Kepala SKK Migas, Dwi Soetjipto, mengungkapkan bahwa pihaknya menetapkan target produksi gas bumi mencapai 12 BCF pada 2030. Serapan gas ini datang seiring dengan kebijakan hilirisasi yang digenjot pemerintah.
"Dulu waktu kita menetapkan target 12 BCF, banyak yang menanyakan siapa yang membeli? Nah, sekarang, begitu mulai berbagai kebijakan pemerintah untuk hilirisasi, mulai banyak industri-industri di dalam negeri, kemudian juga kebutuhan listrik juga meningkat sehingga sekarang berkembang," ungkap Dwi di JCC Senayan, Jakarta, Kamis (15/8/2024).
Dia mengatakan, perbandingan antara kebutuhan dan pasokan gas nasional sebetulnya masih tetap positif, mengingat ada sejumlah temuan besar di beberapa titik di Indonesia.

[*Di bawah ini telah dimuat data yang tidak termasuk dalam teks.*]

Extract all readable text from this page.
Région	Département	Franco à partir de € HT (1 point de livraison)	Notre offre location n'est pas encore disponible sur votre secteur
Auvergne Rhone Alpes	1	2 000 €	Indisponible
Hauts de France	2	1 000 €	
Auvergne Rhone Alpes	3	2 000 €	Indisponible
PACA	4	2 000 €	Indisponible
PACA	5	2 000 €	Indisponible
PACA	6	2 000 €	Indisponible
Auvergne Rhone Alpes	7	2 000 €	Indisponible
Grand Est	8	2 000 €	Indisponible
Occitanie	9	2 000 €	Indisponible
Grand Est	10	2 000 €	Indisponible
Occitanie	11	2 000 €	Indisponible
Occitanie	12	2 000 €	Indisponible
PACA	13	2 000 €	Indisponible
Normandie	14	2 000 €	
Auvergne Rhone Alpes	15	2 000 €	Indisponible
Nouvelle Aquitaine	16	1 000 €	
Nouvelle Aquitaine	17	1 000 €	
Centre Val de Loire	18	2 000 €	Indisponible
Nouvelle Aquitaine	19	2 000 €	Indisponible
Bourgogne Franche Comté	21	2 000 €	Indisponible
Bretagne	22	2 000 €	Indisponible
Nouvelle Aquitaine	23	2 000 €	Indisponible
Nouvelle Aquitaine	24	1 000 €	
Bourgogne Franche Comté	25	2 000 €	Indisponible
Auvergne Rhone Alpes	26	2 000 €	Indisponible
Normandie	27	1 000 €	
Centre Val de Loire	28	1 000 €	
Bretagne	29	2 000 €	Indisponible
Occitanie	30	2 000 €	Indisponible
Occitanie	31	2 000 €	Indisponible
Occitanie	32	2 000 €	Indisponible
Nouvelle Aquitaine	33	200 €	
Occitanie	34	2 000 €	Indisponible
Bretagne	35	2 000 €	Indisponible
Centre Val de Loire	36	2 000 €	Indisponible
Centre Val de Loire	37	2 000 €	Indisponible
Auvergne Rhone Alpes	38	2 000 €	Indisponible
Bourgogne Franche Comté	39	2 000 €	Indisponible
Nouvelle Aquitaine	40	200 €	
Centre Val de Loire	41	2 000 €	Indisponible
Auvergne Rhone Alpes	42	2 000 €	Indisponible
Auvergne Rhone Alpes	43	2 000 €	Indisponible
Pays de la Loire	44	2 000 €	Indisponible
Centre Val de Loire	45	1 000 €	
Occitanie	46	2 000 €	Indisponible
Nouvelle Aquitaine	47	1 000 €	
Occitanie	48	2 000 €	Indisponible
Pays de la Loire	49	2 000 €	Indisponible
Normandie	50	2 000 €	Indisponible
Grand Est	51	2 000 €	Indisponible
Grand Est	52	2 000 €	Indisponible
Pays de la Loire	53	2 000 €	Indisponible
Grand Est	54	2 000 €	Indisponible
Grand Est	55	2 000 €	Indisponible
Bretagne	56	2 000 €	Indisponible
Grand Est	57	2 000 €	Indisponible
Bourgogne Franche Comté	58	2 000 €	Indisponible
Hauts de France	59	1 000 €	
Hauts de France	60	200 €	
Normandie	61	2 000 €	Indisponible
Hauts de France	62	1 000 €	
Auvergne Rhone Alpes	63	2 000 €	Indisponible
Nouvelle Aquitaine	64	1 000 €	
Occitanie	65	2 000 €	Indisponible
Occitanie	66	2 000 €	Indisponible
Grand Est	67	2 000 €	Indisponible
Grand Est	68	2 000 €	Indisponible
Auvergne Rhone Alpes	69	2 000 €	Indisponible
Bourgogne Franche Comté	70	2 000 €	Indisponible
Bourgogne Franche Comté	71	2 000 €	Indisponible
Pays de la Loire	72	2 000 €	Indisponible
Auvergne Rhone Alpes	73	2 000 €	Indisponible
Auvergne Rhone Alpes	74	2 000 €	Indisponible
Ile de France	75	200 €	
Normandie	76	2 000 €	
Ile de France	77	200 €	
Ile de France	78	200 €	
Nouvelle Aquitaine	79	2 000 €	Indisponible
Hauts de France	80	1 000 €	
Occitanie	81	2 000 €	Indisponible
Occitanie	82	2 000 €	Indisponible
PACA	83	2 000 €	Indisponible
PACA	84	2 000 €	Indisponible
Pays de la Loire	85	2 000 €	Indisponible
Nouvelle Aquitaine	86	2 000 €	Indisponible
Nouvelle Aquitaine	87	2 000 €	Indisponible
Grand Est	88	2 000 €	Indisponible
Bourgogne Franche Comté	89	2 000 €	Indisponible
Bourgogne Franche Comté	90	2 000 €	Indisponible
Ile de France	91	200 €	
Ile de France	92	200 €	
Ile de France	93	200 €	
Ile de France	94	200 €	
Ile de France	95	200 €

"Jadi, kalau kita lihat dari sisi gas balance, kita tidak pernah pada posisi di mana Indonesia akan negatif di gas balance sampai dengan 2030," katanya.
Sudah Garap 5 Proyek
Sebagai rincian, Eni, perusahaan asal Italia, sedang menggarap 5 proyek dan pengembangan di 2-3 proyek lainnya, seperti di Geng North, Kalimantan. Kemudian, ada juga proyek di Blok Andaman hingga blok migas Blok Masela yang akan mulai onstream mulai 2026-2029 nanti.
"Eni sendiri di Indonesia ada 5 proyek sekarang, termasuk pengembangan existing maupun 2-3 proyek pengembangan baru, salah satunya Geng North. Proyek-proyek lain dari 2026 akan on stream dan sebagainya. Geng North oleh Eni, insya Allah on stream di 2027, nanti akan diikuti oleh Andaman oleh Mubadala pada 2028, dan diikuti akhir 2029 itu Abadi Masela," jelasnya.
Advertisement
Butuh Infrastruktur Transmisi
Meski dilihat dari sisi kebutuhan dan pasokan, produksi gas memang terlihat bisa memenuhi. Hanya saja, jika dilihat secara wilayah, ada beberapa titik yang kekurangan pasokan gas.
Sebut saja, Jawa Barat yang kekurangan pasokan gas. Sementara itu, Jawa Timur kelebihan produksi gas. Solusinya adalah membangun pipa transmisi dari Jawa Timur ke Jawa Barat.
"Nah, kembali lagi kalau kita bicara per daerah, itu akan sangat tergantung dengan infrastruktur," kata dia.
Untuk memenuhi itu, ada sambungan pipa Cirebon-Semarang (Cisem). Targetnya, pipa transmisi gas itu tersambung hingga Cirebon pada akhir 2025 mendatang. Di samping itu, kebutuhan gas Jawa Barat juga bisa dipasok dari Sumatera.
"Kita sudah cukup lama memberikan sinyal bahwa Jawa Timur kelebihan gas, sedangkan Jawa Barat, kita tahu sudah cukup lama memang Jawa Barat dari sisi kapasitas *supply*, itu sendiri *shortage*, makanya dari Jawa Barat itu disuplai dari Sumatera bagian tengah, Sumatera bagian selatan untuk mengalir ke Jawa Barat," paparnya.